Karl-Heinz nuschelte etwas von dringenden Geschäften. Kappe fragte nicht nach. Er gab sich alle Mühe, den verkorksten Abend nicht noch mehr zu verderben, und öffnete die Flasche. Ihm schwante, dass der Sohn keineswegs gekommen war, um den Eltern eine nachträgliche Geburtstagsfreude zu bereiten.
Sie stießen an. Klara war der Whisky zu stark. In ihr Lamento über das neue Grenzregime der Zone und die gekappten Telefonverbindungen stimmte Karl-Heinz nur bedingt ein. In einem Halbsatz gab er allerdings zu, dass sich die Unterbrechung nachteilig auf seine Geschäfte auswirken könnte. Der Streik der Drucker hingegen, der die gesamte Presse der Bundesrepublik und West-Berlins gerade für zwei Tage lahmlegte, amüsierte ihn. «In den Zeitungen steht doch sowieso bloß Käse!»
Sie tranken, und sie redeten. Was Karl-Heinz mit seinem Besuch wirklich bezweckte, merkte Kappe erst nach einer ganzen Weile, als der ungeratene Sprössling das Gespräch wie zufällig auf seines Vaters Arbeit und die Kriminalität in der Stadt brachte. Kappe hatte nicht die Absicht, sich dazu zu äußern, und ließ den Jungen reden. In mancher Beziehung war der so leicht zu durchschauen wie ein Glas Wasser. Doch der Vergleich hinkte. Klares Wasser war Karl-Heinz fremd, wie die geübte Bewegung beim Trinken verriet. Auch die plötzliche Bewunderung für den dreisten Tresorraub im Osten bewies eine eher trübe Auffassung, zu der Kappe schwieg.
Karl-Heinz schien das Thema zu faszinieren. Er wollte wissen, wie eng – wenn überhaupt – die Polizei in einem solchen Fall mit den Kollegen im Osten zusammenarbeitete. Kappe beantwortete das mit einer Gegenfrage: «Warum fragst du nicht deinen Bruder? Bei denen ist das Geld doch geklaut worden.»

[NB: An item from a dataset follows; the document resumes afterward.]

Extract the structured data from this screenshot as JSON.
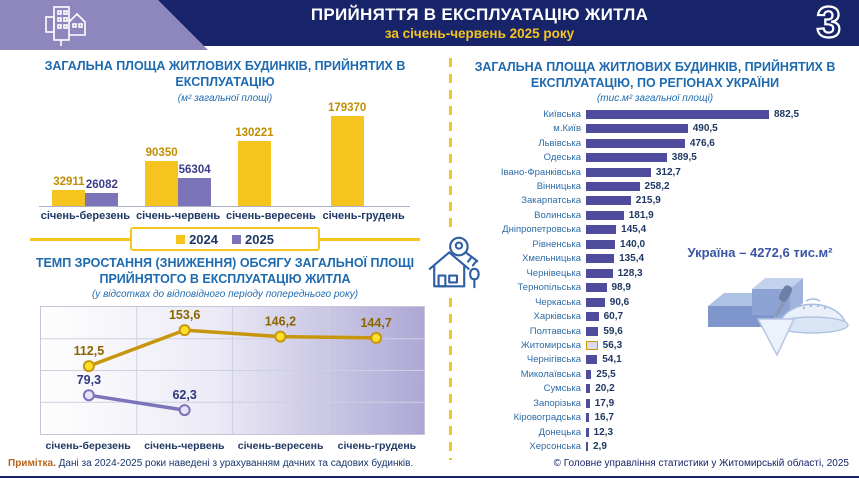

So direkt auf seinen Bruder angesprochen, zog Karl-Heinz ein saures Gesicht. «Ihr wisst ja, was ich von dem halte», murrte er und hob das Glas.

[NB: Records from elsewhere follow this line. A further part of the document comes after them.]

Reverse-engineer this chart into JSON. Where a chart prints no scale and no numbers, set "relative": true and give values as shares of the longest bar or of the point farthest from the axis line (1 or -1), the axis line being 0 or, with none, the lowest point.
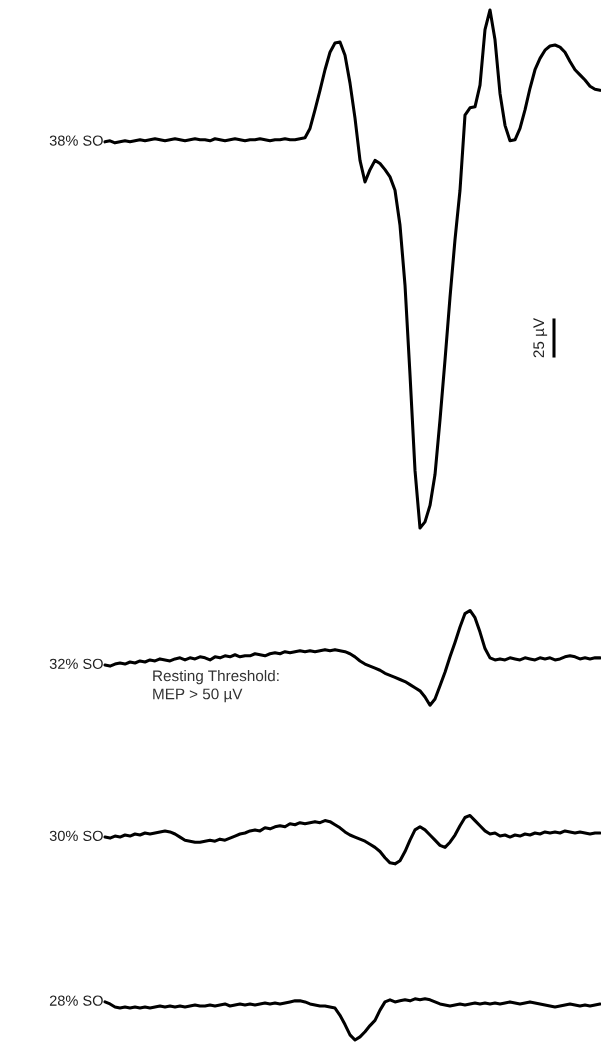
{
  "chart_data": {
    "type": "line",
    "relative": true,
    "categories": [
      null,
      null,
      null,
      null,
      null,
      null,
      null,
      null,
      null,
      null,
      null,
      null,
      null,
      null,
      null,
      null,
      null,
      null,
      null,
      null,
      null,
      null,
      null,
      null,
      null,
      null,
      null,
      null,
      null,
      null,
      null,
      null,
      null,
      null,
      null,
      null,
      null,
      null,
      null,
      null,
      null,
      null,
      null,
      null,
      null,
      null,
      null,
      null,
      null,
      null,
      null,
      null,
      null,
      null,
      null,
      null,
      null,
      null,
      null,
      null,
      null,
      null,
      null,
      null,
      null,
      null,
      null,
      null,
      null,
      null,
      null,
      null,
      null,
      null,
      null,
      null,
      null,
      null,
      null,
      null,
      null,
      null,
      null,
      null,
      null,
      null,
      null,
      null,
      null,
      null,
      null,
      null,
      null,
      null,
      null,
      null,
      null,
      null,
      null,
      null,
      null
    ],
    "series": [
      {
        "name": "38% SO",
        "color": "#000000",
        "values": [
          null,
          0.872,
          0.873,
          0.871,
          0.872,
          0.873,
          0.872,
          0.873,
          0.874,
          0.873,
          0.874,
          0.875,
          0.874,
          0.873,
          0.874,
          0.875,
          0.874,
          0.873,
          0.874,
          0.875,
          0.874,
          0.874,
          0.873,
          0.875,
          0.874,
          0.873,
          0.874,
          0.875,
          0.874,
          0.873,
          0.874,
          0.874,
          0.875,
          0.874,
          0.873,
          0.874,
          0.874,
          0.875,
          0.874,
          0.874,
          0.875,
          0.876,
          0.885,
          0.903,
          0.922,
          0.942,
          0.959,
          0.968,
          0.969,
          0.956,
          0.929,
          0.895,
          0.854,
          0.833,
          0.845,
          0.854,
          0.851,
          0.845,
          0.838,
          0.825,
          0.791,
          0.733,
          0.646,
          0.553,
          0.497,
          0.503,
          0.519,
          0.549,
          0.602,
          0.66,
          0.721,
          0.777,
          0.825,
          0.898,
          0.905,
          0.906,
          0.927,
          0.981,
          1.0,
          0.971,
          0.919,
          0.888,
          0.873,
          0.874,
          0.885,
          0.903,
          0.924,
          0.942,
          0.953,
          0.961,
          0.965,
          0.966,
          0.964,
          0.959,
          0.95,
          0.942,
          0.937,
          0.932,
          0.926,
          0.923,
          0.922
        ]
      },
      {
        "name": "32% SO",
        "color": "#000000",
        "values": [
          null,
          0.364,
          0.363,
          0.365,
          0.366,
          0.365,
          0.367,
          0.366,
          0.368,
          0.367,
          0.369,
          0.368,
          0.37,
          0.369,
          0.368,
          0.37,
          0.371,
          0.369,
          0.371,
          0.37,
          0.372,
          0.371,
          0.369,
          0.372,
          0.371,
          0.373,
          0.372,
          0.374,
          0.372,
          0.373,
          0.373,
          0.375,
          0.374,
          0.373,
          0.375,
          0.376,
          0.375,
          0.377,
          0.376,
          0.377,
          0.378,
          0.377,
          0.378,
          0.377,
          0.378,
          0.379,
          0.378,
          0.379,
          0.378,
          0.377,
          0.375,
          0.372,
          0.368,
          0.365,
          0.363,
          0.361,
          0.359,
          0.356,
          0.354,
          0.352,
          0.35,
          0.348,
          0.345,
          0.342,
          0.339,
          0.333,
          0.325,
          0.331,
          0.344,
          0.357,
          0.372,
          0.386,
          0.401,
          0.414,
          0.417,
          0.41,
          0.396,
          0.38,
          0.371,
          0.369,
          0.37,
          0.369,
          0.371,
          0.37,
          0.369,
          0.371,
          0.37,
          0.369,
          0.371,
          0.37,
          0.371,
          0.369,
          0.37,
          0.372,
          0.373,
          0.372,
          0.37,
          0.371,
          0.37,
          0.371,
          0.371
        ]
      },
      {
        "name": "30% SO",
        "color": "#000000",
        "values": [
          null,
          0.197,
          0.196,
          0.198,
          0.197,
          0.199,
          0.198,
          0.2,
          0.199,
          0.201,
          0.2,
          0.201,
          0.202,
          0.203,
          0.202,
          0.2,
          0.197,
          0.194,
          0.193,
          0.192,
          0.192,
          0.193,
          0.194,
          0.193,
          0.195,
          0.194,
          0.196,
          0.198,
          0.2,
          0.201,
          0.203,
          0.204,
          0.203,
          0.206,
          0.205,
          0.207,
          0.208,
          0.207,
          0.21,
          0.209,
          0.211,
          0.21,
          0.211,
          0.212,
          0.211,
          0.213,
          0.212,
          0.209,
          0.206,
          0.202,
          0.199,
          0.197,
          0.195,
          0.193,
          0.19,
          0.187,
          0.183,
          0.177,
          0.172,
          0.171,
          0.174,
          0.183,
          0.194,
          0.204,
          0.207,
          0.204,
          0.199,
          0.194,
          0.189,
          0.187,
          0.192,
          0.199,
          0.208,
          0.216,
          0.218,
          0.213,
          0.208,
          0.203,
          0.2,
          0.201,
          0.198,
          0.199,
          0.197,
          0.199,
          0.198,
          0.2,
          0.199,
          0.201,
          0.2,
          0.202,
          0.201,
          0.202,
          0.201,
          0.203,
          0.202,
          0.201,
          0.202,
          0.201,
          0.2,
          0.201,
          0.201
        ]
      },
      {
        "name": "28% SO",
        "color": "#000000",
        "values": [
          null,
          0.037,
          0.035,
          0.032,
          0.031,
          0.032,
          0.031,
          0.032,
          0.031,
          0.032,
          0.031,
          0.032,
          0.033,
          0.032,
          0.033,
          0.032,
          0.033,
          0.032,
          0.033,
          0.034,
          0.033,
          0.033,
          0.034,
          0.033,
          0.034,
          0.035,
          0.033,
          0.034,
          0.035,
          0.034,
          0.035,
          0.034,
          0.035,
          0.036,
          0.035,
          0.036,
          0.035,
          0.036,
          0.037,
          0.038,
          0.038,
          0.037,
          0.035,
          0.034,
          0.033,
          0.033,
          0.032,
          0.031,
          0.024,
          0.015,
          0.005,
          0.0,
          0.003,
          0.008,
          0.014,
          0.019,
          0.029,
          0.037,
          0.039,
          0.037,
          0.038,
          0.039,
          0.038,
          0.04,
          0.039,
          0.04,
          0.039,
          0.037,
          0.035,
          0.034,
          0.033,
          0.034,
          0.035,
          0.034,
          0.035,
          0.036,
          0.035,
          0.036,
          0.035,
          0.036,
          0.035,
          0.036,
          0.037,
          0.036,
          0.035,
          0.036,
          0.037,
          0.036,
          0.035,
          0.034,
          0.033,
          0.032,
          0.033,
          0.034,
          0.035,
          0.034,
          0.033,
          0.034,
          0.033,
          0.034,
          0.035
        ]
      }
    ],
    "annotations": [
      "Resting Threshold:\nMEP > 50 µV",
      "25 µV"
    ]
  }
}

Das Gleiche wie er von dir, wäre es Kappe beinahe entfahren. Klara zuliebe schwieg er, obwohl sie solche Rücksichtnahme heute kaum verdient hatte.
«Ein paar Millionen haben die erbeutet!», äußerte sie jetzt, und auch aus ihren Worten klang so etwas wie Bewunderung.

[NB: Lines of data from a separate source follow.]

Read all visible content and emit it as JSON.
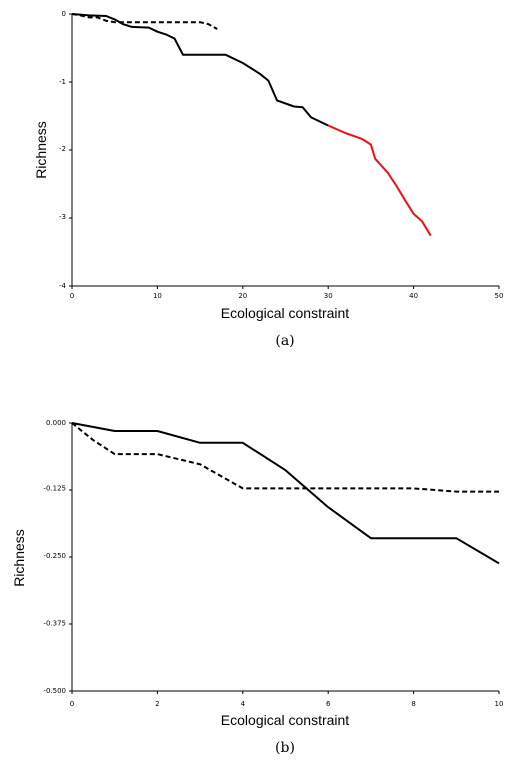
{
  "chart_data": [
    {
      "type": "line",
      "caption": "(a)",
      "xlabel": "Ecological constraint",
      "ylabel": "Richness",
      "xlim": [
        0,
        50
      ],
      "ylim": [
        -4,
        0
      ],
      "xticks": [
        0,
        10,
        20,
        30,
        40,
        50
      ],
      "yticks": [
        0,
        -1,
        -2,
        -3,
        -4
      ],
      "xtick_labels": [
        "0",
        "10",
        "20",
        "30",
        "40",
        "50"
      ],
      "ytick_labels": [
        "0",
        "-1",
        "-2",
        "-3",
        "-4"
      ],
      "grid": false,
      "series": [
        {
          "style": "solid",
          "color": "#000000",
          "points": [
            [
              0,
              0
            ],
            [
              2,
              -0.02
            ],
            [
              4,
              -0.03
            ],
            [
              5,
              -0.08
            ],
            [
              6,
              -0.15
            ],
            [
              7,
              -0.19
            ],
            [
              9,
              -0.2
            ],
            [
              10,
              -0.26
            ],
            [
              11,
              -0.3
            ],
            [
              12,
              -0.36
            ],
            [
              13,
              -0.6
            ],
            [
              18,
              -0.6
            ],
            [
              20,
              -0.72
            ],
            [
              22,
              -0.88
            ],
            [
              23,
              -0.98
            ],
            [
              24,
              -1.27
            ],
            [
              26,
              -1.36
            ],
            [
              27,
              -1.37
            ],
            [
              28,
              -1.52
            ],
            [
              30,
              -1.64
            ]
          ]
        },
        {
          "style": "solid",
          "color": "#ee1111",
          "points": [
            [
              30,
              -1.64
            ],
            [
              32,
              -1.75
            ],
            [
              34,
              -1.84
            ],
            [
              35,
              -1.92
            ],
            [
              35.5,
              -2.13
            ],
            [
              37,
              -2.34
            ],
            [
              38,
              -2.53
            ],
            [
              39,
              -2.74
            ],
            [
              40,
              -2.94
            ],
            [
              41,
              -3.05
            ],
            [
              42,
              -3.26
            ]
          ]
        },
        {
          "style": "dashed",
          "color": "#000000",
          "points": [
            [
              0,
              0
            ],
            [
              1,
              -0.02
            ],
            [
              2,
              -0.05
            ],
            [
              3,
              -0.05
            ],
            [
              4,
              -0.1
            ],
            [
              5,
              -0.12
            ],
            [
              7,
              -0.12
            ],
            [
              9,
              -0.12
            ],
            [
              12,
              -0.12
            ],
            [
              15,
              -0.12
            ],
            [
              16,
              -0.15
            ],
            [
              17,
              -0.22
            ]
          ]
        }
      ]
    },
    {
      "type": "line",
      "caption": "(b)",
      "xlabel": "Ecological constraint",
      "ylabel": "Richness",
      "xlim": [
        0,
        10
      ],
      "ylim": [
        -0.5,
        0
      ],
      "xticks": [
        0,
        2,
        4,
        6,
        8,
        10
      ],
      "yticks": [
        0,
        -0.125,
        -0.25,
        -0.375,
        -0.5
      ],
      "xtick_labels": [
        "0",
        "2",
        "4",
        "6",
        "8",
        "10"
      ],
      "ytick_labels": [
        "0.000",
        "-0.125",
        "-0.250",
        "-0.375",
        "-0.500"
      ],
      "grid": false,
      "series": [
        {
          "style": "solid",
          "color": "#000000",
          "points": [
            [
              0,
              0
            ],
            [
              1,
              -0.015
            ],
            [
              2,
              -0.015
            ],
            [
              3,
              -0.037
            ],
            [
              4,
              -0.037
            ],
            [
              5,
              -0.088
            ],
            [
              6,
              -0.157
            ],
            [
              7,
              -0.215
            ],
            [
              9,
              -0.215
            ],
            [
              10,
              -0.262
            ]
          ]
        },
        {
          "style": "dashed",
          "color": "#000000",
          "points": [
            [
              0,
              0
            ],
            [
              0.5,
              -0.032
            ],
            [
              1,
              -0.058
            ],
            [
              2,
              -0.058
            ],
            [
              3,
              -0.077
            ],
            [
              4,
              -0.122
            ],
            [
              6,
              -0.122
            ],
            [
              8,
              -0.122
            ],
            [
              9,
              -0.128
            ],
            [
              10,
              -0.128
            ]
          ]
        }
      ]
    }
  ]
}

«Deine S-Bahn-Groschen», bestätigte Kappe bitter. «Und das Gehalt für die halbe Reichsbahn.»
Karl-Heinz grinste. «Ich finde, das schadet denen gar nichts!»
Kappe hatte nichts anderes von seinem Jüngsten erwartet. Er blickte ihn nur vorwurfsvoll an.
«Was unternehmt ihr denn, um den Panitzke und seinen Komplizen zu finden?», bohrte Karl-Heinz weiter.
Kappe hob die Schultern. «Das ist Aufgabe der Fahndung. Damit habe ich glücklicherweise nichts zu tun.»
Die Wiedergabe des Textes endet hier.